Personal information
- Born: 22 September 1999 (age 26) Makhachkala, Dagestan, Russia

Sport
- Sport: Taekwondo
- University team: Dagestan State University

Medal record
Representing Azerbaijan
Olympic Games
| Silver medal – second place | 2024 Paris | 58 kg |
World Championships
| Bronze medal – third place | 2025 Wuxi | 58 kg |
European Championships
| Bronze medal – third place | 2024 Belgrade | 58 kg |
European Games
| Bronze medal – third place | 2023 Krakow | 58 kg |
Islamic Solidarity Games
| Silver medal – second place | 2017 Baku | 54 kg |
| Bronze medal – third place | 2021 Konya | 58 kg |
| Bronze medal – third place | 2025 Riyadh | 60 kg |
World Junior Championships
| Silver medal – second place | 2016 Burnaby | 55 kg |
European Junior Championships
| Bronze medal – third place | 2015 Daugavspils | 48 kg |

= Gashim Magomedov =

Azerbaijani taekwondo practitioner (born 1999)

Gashim Magomedov (Qaşım Maqomedov; born 22 September 1999) is an Azerbaijani taekwondo practitioner.

==Career==
He won bronze at the 2021 Islamic Solidarity Games in Konya, Turkey in August 2022.

Magomedov was a bronze medalist at the 2023 European Games in Poland in the Men's 58 kg in June 2023. He won bronze at the Qatar International Taekwondo Open held in Doha in October 2023. In November 2023, he won gold at Balkan Cup 2023 in the 63 kg division.
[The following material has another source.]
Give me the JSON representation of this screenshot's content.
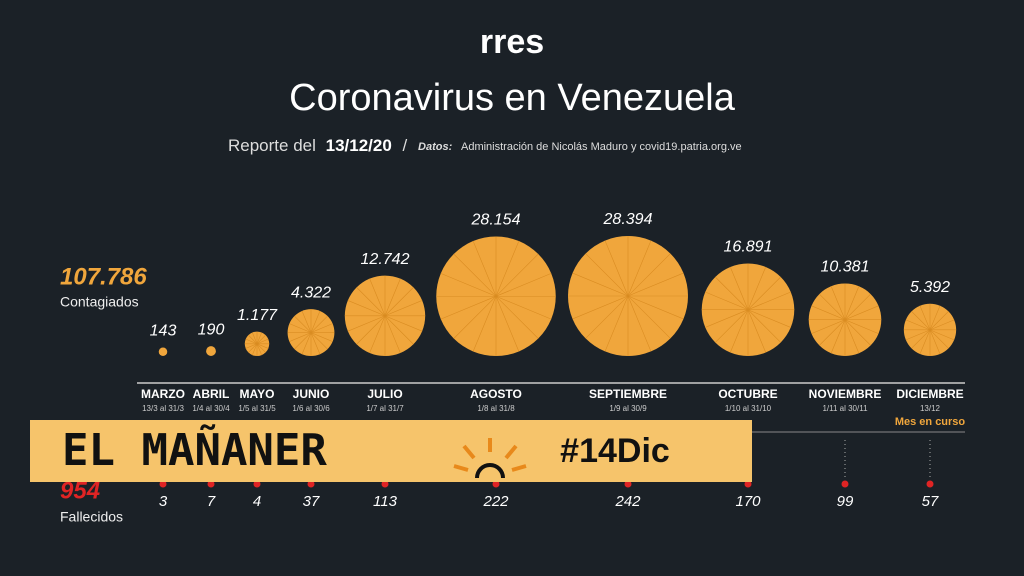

He won the Grand Slam Champions Series held in Wuxi, China in December 2023.

Magomedov was a bronze medalist at the 2024 European Taekwondo Championships in the Men's 58 kg category.

Magomedov participated in the 2024 Summer Olympics in Paris where he won the silver medal and he reached the finals match, but could not collect the silver medal on the podium due to a heavy injury suffered in the competition.

He was selected to compete at the 2025 World Taekwondo Championships in Wuxi, China, in October 2025, in the men's flyweight division, winning the bronze medal.

In June 2026, at the Grand Prix taekwondo tournament in Rome, Gashim Magomedov (58 kg) won a bronze medal.